Im Missbrauchs-Prozess gegen einen ehemaligen Chefarzt am Bamberger Klinikum plädiert der Oberstaatsanwalt für eine Freiheitsstrafe von 15 Jahren.
Mit Spannung wurden die Plädoyers im bisher größten Prozess der Bamberger Justizgeschichte erwartet, und direkt der erste Schlussvortrag setzte ein Ausrufezeichen: Oberstaatsanwalt Bernhard Lieb forderte am Mittwoch die Höchststrafe für Heinz W.
Der 51-jährige ehemalige Chefarzt für Gefäßchirurgie, Gefäßmedizin und Phlebolgie am Klinikum Bamberg ist angeklagt, zwölf Frauen missbraucht und zum Teil vergewaltigt zu haben. Seit eineinhalb Jahren läuft der Prozess vor der Zweiten Strafkammer des Bamberger Landgerichts. Heinz W. bestreitet vom ersten Tag an jegliche sexuelle Motivation. Er habe aus wissenschaftlichem Interesse gehandelt und sei auf der Suche nach neuen Behandlungsmethoden gewesen.
Gericht schützt die Intimsphäre
Ganz anders sah das Oberstaatsanwalt Bernhard Lieb. Er und die Nebenklage-Vertreter hielten am Mittwoch ihre Plädoyers - unter Ausschluss der Öffentlichkeit. Die Zuschauer hatten bereits während der bisher 68 Verhandlungstage mehrmals den Sitzungssaal verlassen müssen, da laut Gericht die Persönlichkeitsrechte und Intimsphäre des Angeklagten und der Zeuginnen zu schützen seien.

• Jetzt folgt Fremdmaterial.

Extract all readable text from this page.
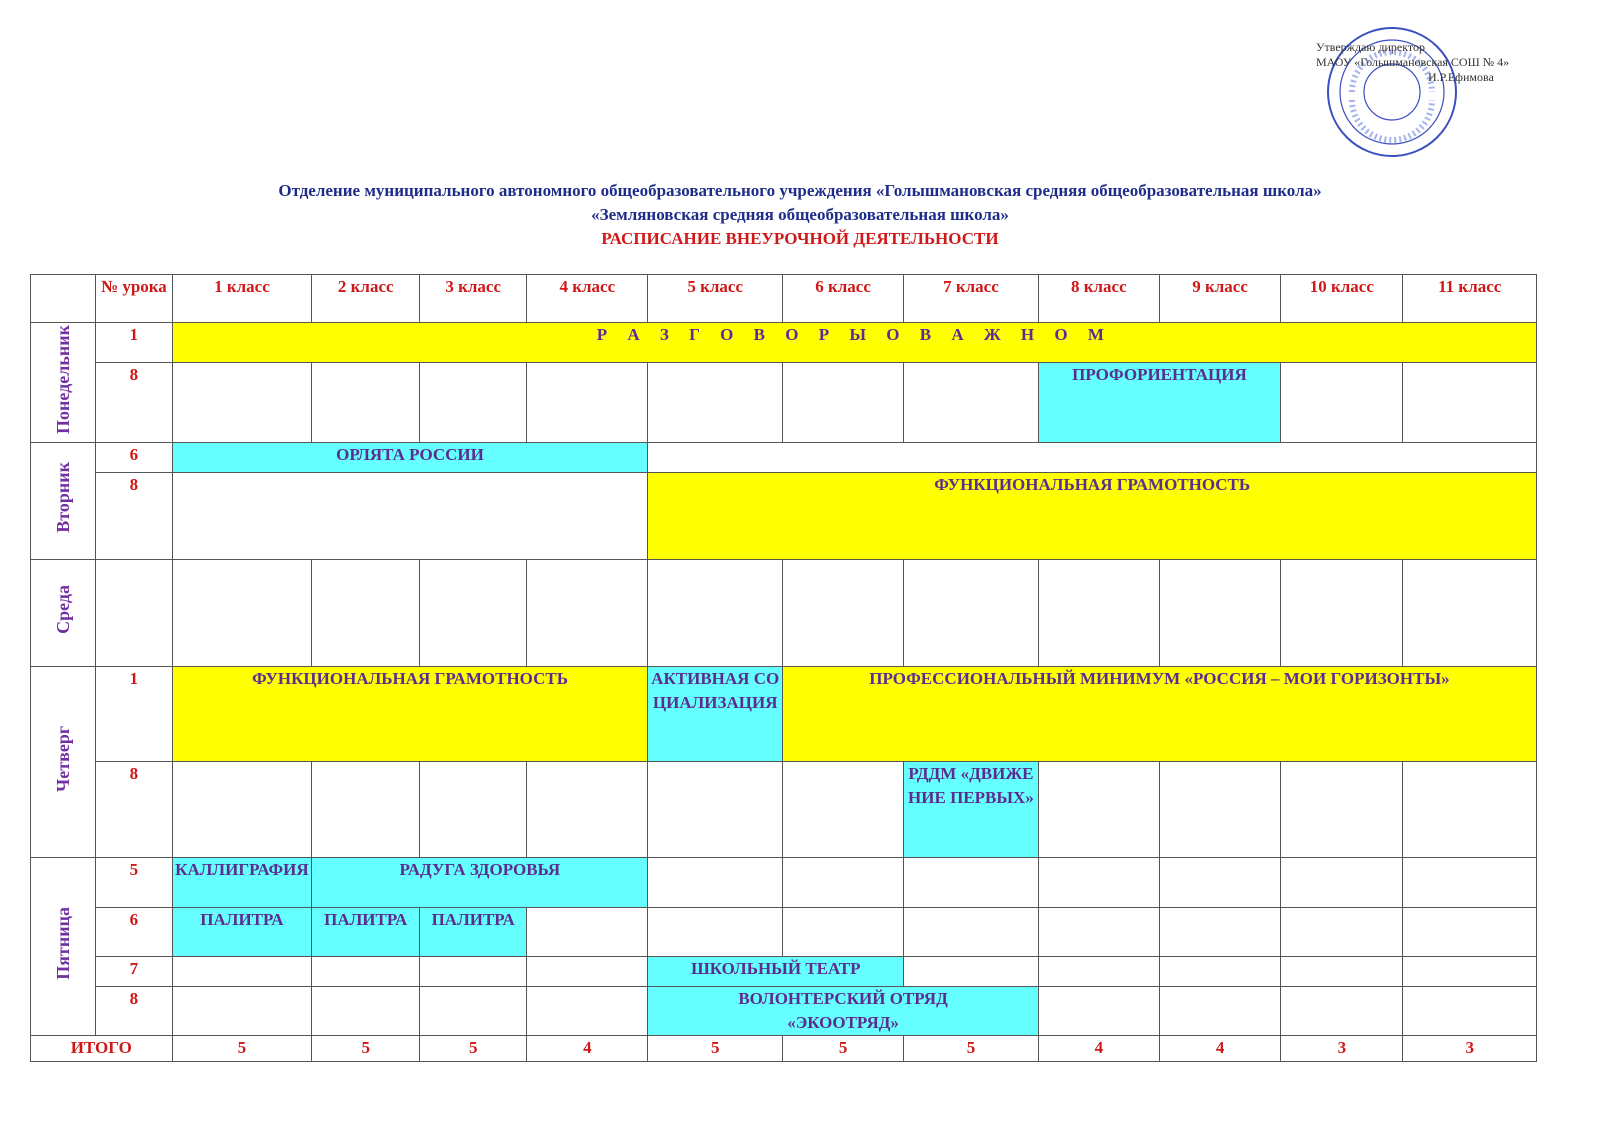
Утверждаю директор
МАОУ «Голышмановская СОШ № 4»
И.Р.Ефимова
Отделение муниципального автономного общеобразовательного учреждения «Голышмановская средняя общеобразовательная школа»
«Земляновская средняя общеобразовательная школа»
РАСПИСАНИЕ ВНЕУРОЧНОЙ ДЕЯТЕЛЬНОСТИ
	№ урока	1 класс	2 класс	3 класс	4 класс	5 класс	6 класс	7 класс	8 класс	9 класс	10 класс	11 класс
Понедельник	1	Р А З Г О В О Р Ы О В А Ж Н О М										
	8								ПРОФОРИЕНТАЦИЯ			
Вторник	6	ОРЛЯТА РОССИИ										
	8					ФУНКЦИОНАЛЬНАЯ ГРАМОТНОСТЬ						
Среда												
Четверг	1	ФУНКЦИОНАЛЬНАЯ ГРАМОТНОСТЬ				АКТИВНАЯ СОЦИАЛИЗАЦИЯ	ПРОФЕССИОНАЛЬНЫЙ МИНИМУМ «РОССИЯ – МОИ ГОРИЗОНТЫ»					
	8							РДДМ «ДВИЖЕНИЕ ПЕРВЫХ»				
Пятница	5	КАЛЛИГРАФИЯ	РАДУГА ЗДОРОВЬЯ									
	6	ПАЛИТРА	ПАЛИТРА	ПАЛИТРА								
	7					ШКОЛЬНЫЙ ТЕАТР						
	8					ВОЛОНТЕРСКИЙ ОТРЯД «ЭКООТРЯД»						
ИТОГО		5	5	5	4	5	5	5	4	4	3	3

Gerichtssprecher Leander Brößler kommunizierte nach dem ersten Plädoyer einige grundlegende Aspekte von Liebs Vortrag. Demnach forderte dieser eine Gesamtfreiheitsstrafe von 15 Jahren und beantragte, Heinz W. für immer die Ausübung des Berufs als Mediziner zu untersagen.
Schwere Vergewaltigung
Der Oberstaatsanwalt sieht die vorgeworfenen Taten als erwiesen an. W. soll mehreren jungen Frauen im Alter von 17 bis 28 Jahren unter dem Vorwand ärztlicher Untersuchungen ohne deren Einverständnis und gegen ihren Willen ein Betäubungsmittel verabreicht haben. Dann soll er intime Bild- und Videoaufnahmen angefertigt und am Unterleib von Patientinnen manipuliert haben. Aus Sicht des Oberstaatsanwalts hat sich die Anklage im Laufe des Prozesses sogar noch verschärft: Es sei nicht nur von einfacher, sondern schwerer Vergewaltigung auszugehen. Lieb sprach von einer Steigerung: Erst habe W. Fotos gemacht, dann Videosequenzen, dann seien Berührungen gefolgt.
Eine Beeinflussung der Zeuginnen durch die mediale Berichterstattung - wie von der Verteidigung behauptet - sieht der Oberstaatsanwalt nicht. Viele Zeuginnen hätten gegenüber Dritten von Erinnerungslücken berichtet, und zwar unmittelbar nach Untersuchungen bei Heinz W., die bis ins Jahr 2008 zurückgehen. Öffentlich ins Rollen gekommen waren die Fälle erst im Jahr 2014.
Lieb beschrieb W. als zielstrebig und überdurchschnittlich intelligent, doch sein Verhalten zeuge auch von Selbstüberschätzung. Er habe sich für unangreifbar gehalten.